REPUBLIKA.CO.ID, JAKARTA -- Wahana Lingkungan Hidup Indonesia (Walhi) mendesak Komisi Pemberantasan Korupsi (KPK) melakukan pemantauan secara intensif terhadap proses pemberian izin pelepasan hutan untuk kepentingan usaha tertentu.
"Kami mencium adanya dugaan korupsi dalam pemberian izin pelepasan hutan," kata Direktur Walhi Abet Nego Tarigan di Jakarta, Sabtu (15/11).
Dia mengatakan permasalahan tata kelola hutan di Indonesia yang belum tuntas membuka ruang korupsi dalam pemberian izin.
Penataan hutan melibatkan 12 kementerian, antara lain Kementerian Lingkungan Hidup dan Kehutanan, Kementerian Sumber Daya Alam, Kementerian Pertanian, Kementerian Pertambangan dan Bapenas.
Karena itu, kata dia KPK dan aparat penegak hukum lainnya harus mengawasinya agar izin diberikan sesuai ketentuan yang berlaku, dan tanpa korupsi.
"Beberapa hari lalu kami sudah menyampaikan hal itu kepada KPK dan 12 kementerian terkait," ujarnya.
Menurut dia, permasalahan dalam tata kelola hutan juga membuka ruang konflik antara warga dengan pengusaha, karena itu pemerintah harus segera mengatasinya.
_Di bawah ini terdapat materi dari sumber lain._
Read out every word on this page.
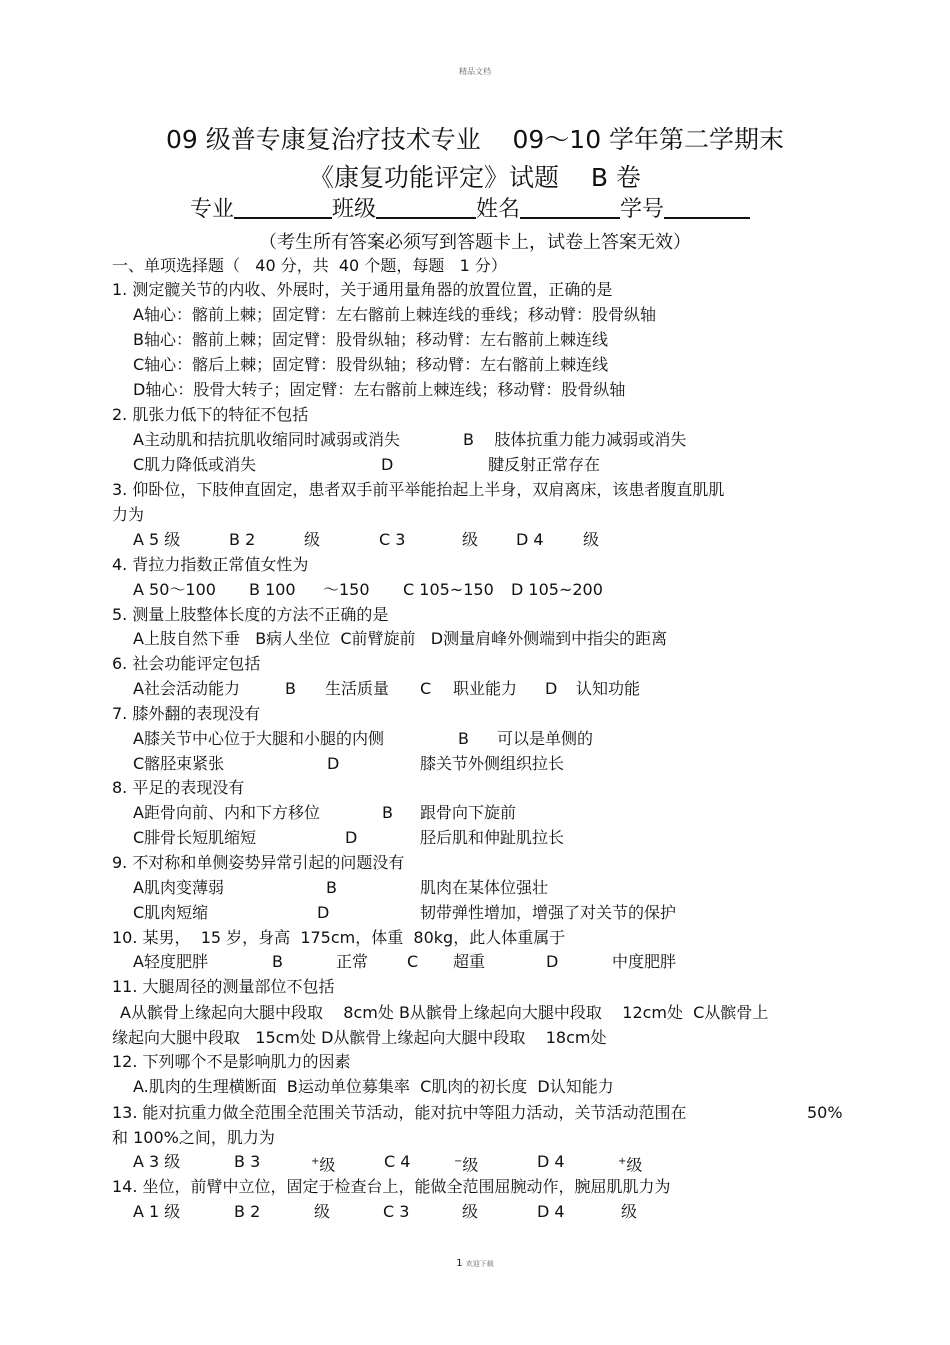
精品文档
09 级普专康复治疗技术专业    09～10 学年第二学期末
《康复功能评定》试题    B 卷
专业	班级	姓名	学号
（考生所有答案必须写到答题卡上，试卷上答案无效）
一、单项选择题（   40 分，共  40 个题，每题   1 分）
1. 测定髋关节的内收、外展时，关于通用量角器的放置位置，正确的是
A轴心：髂前上棘；固定臂：左右髂前上棘连线的垂线；移动臂：股骨纵轴
B轴心：髂前上棘；固定臂：股骨纵轴；移动臂：左右髂前上棘连线
C轴心：髂后上棘；固定臂：股骨纵轴；移动臂：左右髂前上棘连线
D轴心：股骨大转子；固定臂：左右髂前上棘连线；移动臂：股骨纵轴
2. 肌张力低下的特征不包括
A主动肌和拮抗肌收缩同时减弱或消失	B    肢体抗重力能力减弱或消失
C肌力降低或消失	D	腱反射正常存在
3. 仰卧位，下肢伸直固定，患者双手前平举能抬起上半身，双肩离床，该患者腹直肌肌
力为
A 5 级	B 2	级	C 3	级 D 4 级
4. 背拉力指数正常值女性为
A 50～100 B 100 ～150 C 105~150 D 105~200
5. 测量上肢整体长度的方法不正确的是
A上肢自然下垂   B病人坐位  C前臂旋前   D测量肩峰外侧端到中指尖的距离
6. 社会功能评定包括
A社会活动能力	B 生活质量 C 职业能力 D 认知功能
7. 膝外翻的表现没有
A膝关节中心位于大腿和小腿的内侧	B 可以是单侧的
C髂胫束紧张	D	膝关节外侧组织拉长
8. 平足的表现没有
A距骨向前、内和下方移位	B 跟骨向下旋前
C腓骨长短肌缩短	D	胫后肌和伸趾肌拉长
9. 不对称和单侧姿势异常引起的问题没有
A肌肉变薄弱	B	肌肉在某体位强壮
C肌肉短缩	D	韧带弹性增加，增强了对关节的保护
10. 某男，  15 岁，身高  175cm，体重  80kg，此人体重属于
A轻度肥胖	B	正常 C 超重	D	中度肥胖
11. 大腿周径的测量部位不包括
A从髌骨上缘起向大腿中段取    8cm处 B从髌骨上缘起向大腿中段取    12cm处  C从髌骨上
缘起向大腿中段取   15cm处 D从髌骨上缘起向大腿中段取    18cm处
12. 下列哪个不是影响肌力的因素
A.肌肉的生理横断面  B运动单位募集率  C肌肉的初长度  D认知能力
13. 能对抗重力做全范围全范围关节活动，能对抗中等阻力活动，关节活动范围在	50%
和 100%之间，肌力为
A 3 级	B 3	+级	C 4	−级	D 4	+级
14. 坐位，前臂中立位，固定于检查台上，能做全范围屈腕动作，腕屈肌肌力为
A 1 级	B 2	级	C 3	级	D 4	级
1 欢迎下载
"Dalam tata kelola hutan, masalah yang paling menonjol terkait pengukuhan hutan. Pemerintah harus segera menyesaikan permasalahan itu dengan melibatkan partisipasi masyarakat," tambahnya.
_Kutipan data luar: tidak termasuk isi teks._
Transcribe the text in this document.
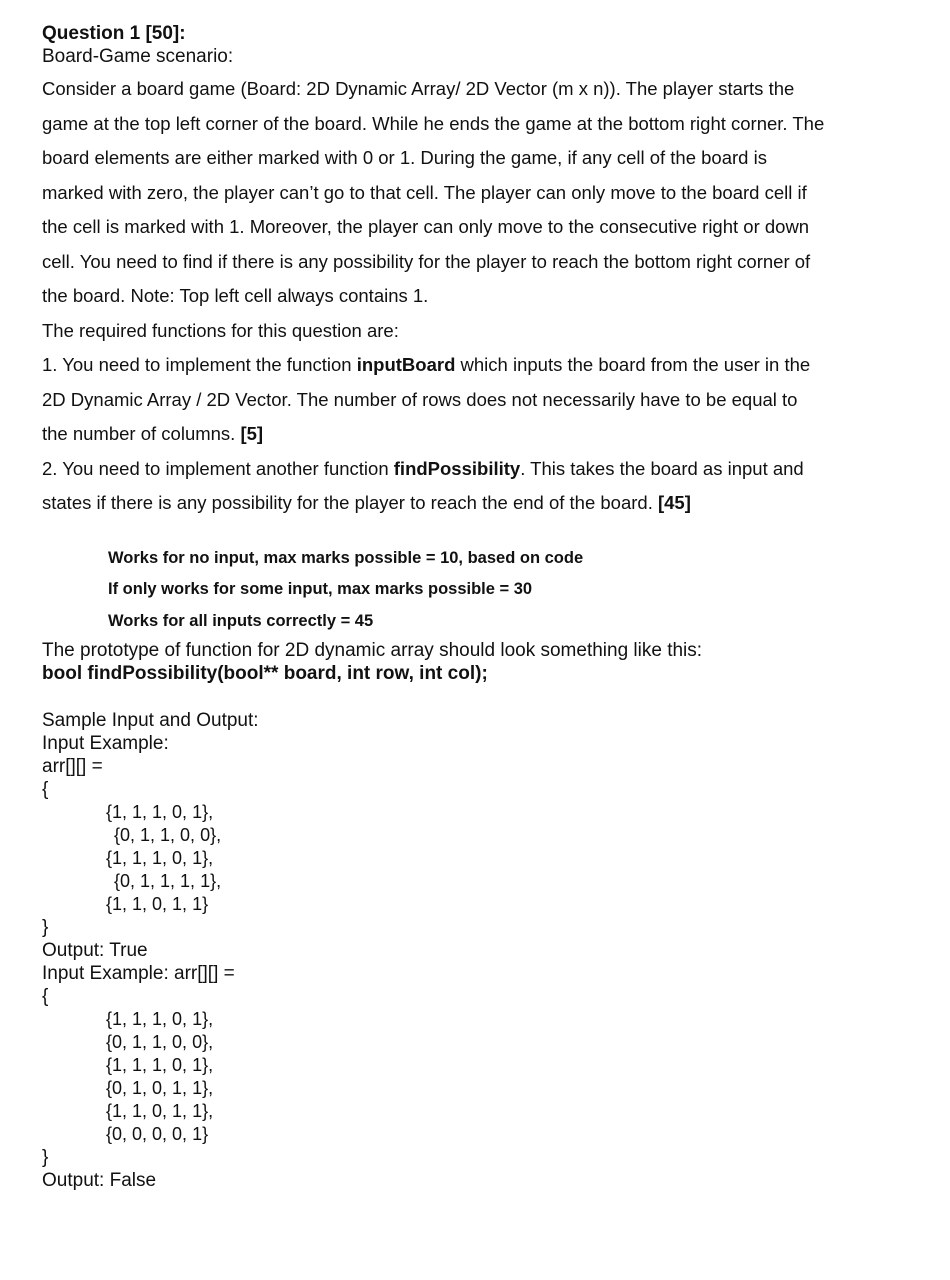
Question 1 [50]:
Board-Game scenario:
Consider a board game (Board: 2D Dynamic Array/ 2D Vector (m x n)). The player starts the
game at the top left corner of the board. While he ends the game at the bottom right corner. The
board elements are either marked with 0 or 1. During the game, if any cell of the board is
marked with zero, the player can’t go to that cell. The player can only move to the board cell if
the cell is marked with 1. Moreover, the player can only move to the consecutive right or down
cell. You need to find if there is any possibility for the player to reach the bottom right corner of
the board. Note: Top left cell always contains 1.
The required functions for this question are:
1. You need to implement the function inputBoard which inputs the board from the user in the
2D Dynamic Array / 2D Vector. The number of rows does not necessarily have to be equal to
the number of columns. [5]
2. You need to implement another function findPossibility. This takes the board as input and
states if there is any possibility for the player to reach the end of the board. [45]
Works for no input, max marks possible = 10, based on code
If only works for some input, max marks possible = 30
Works for all inputs correctly = 45
The prototype of function for 2D dynamic array should look something like this:
bool findPossibility(bool** board, int row, int col);
Sample Input and Output:
Input Example:
arr[][] =
{
{1, 1, 1, 0, 1},
{0, 1, 1, 0, 0},
{1, 1, 1, 0, 1},
{0, 1, 1, 1, 1},
{1, 1, 0, 1, 1}
}
Output: True
Input Example: arr[][] =
{
{1, 1, 1, 0, 1},
{0, 1, 1, 0, 0},
{1, 1, 1, 0, 1},
{0, 1, 0, 1, 1},
{1, 1, 0, 1, 1},
{0, 0, 0, 0, 1}
}
Output: False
Dia mengemukakan konflik akibat status hutan yang belum jelas disebabkan kepentingan ekonomi. Potensi pelanggaran yang kerap terjadi akibat permasalahan itu antara lain penebangan pohon di hutan secara liar, penambangan dan penggunaan kawasan hutan sebagai tempat tinggal.
Selain itu, lanjutnya, pembiaran terhadap permasalahan status hutan membuka warga membangun desa di kawasan tersebut. Sekitar 30 ribu desa di Indonesia saat ini berada dalam kawasan hutan.
Lahirnya desa di kawasan hutan bukan sepenuhnya kesalahan masyarakat, melainkan kesalahan pemerintah masa lalu yang tidak segera pengukuhkan hutan tersebut.
"Ini ada permasalahan serius yang harus diatasi," katanya.
Dia mengemukakan pemerintah mengklaim sudah mengukuhkan 60 persen dari sekitar 130 juta hektare. Namun Walhi mencurigai pengukuhan hutan dalam waktu relatif singkat itu tidak dilakukan sesuai prosedur karena tidak melibatkan masyarakat.
"Kalau pun itu benar, masih ada 40 persen hutan yang belum dikukuhkan. Hutan yang paling luas berada di sebagian wilayah Sumatra, Kalimantan dan Papua," katanya.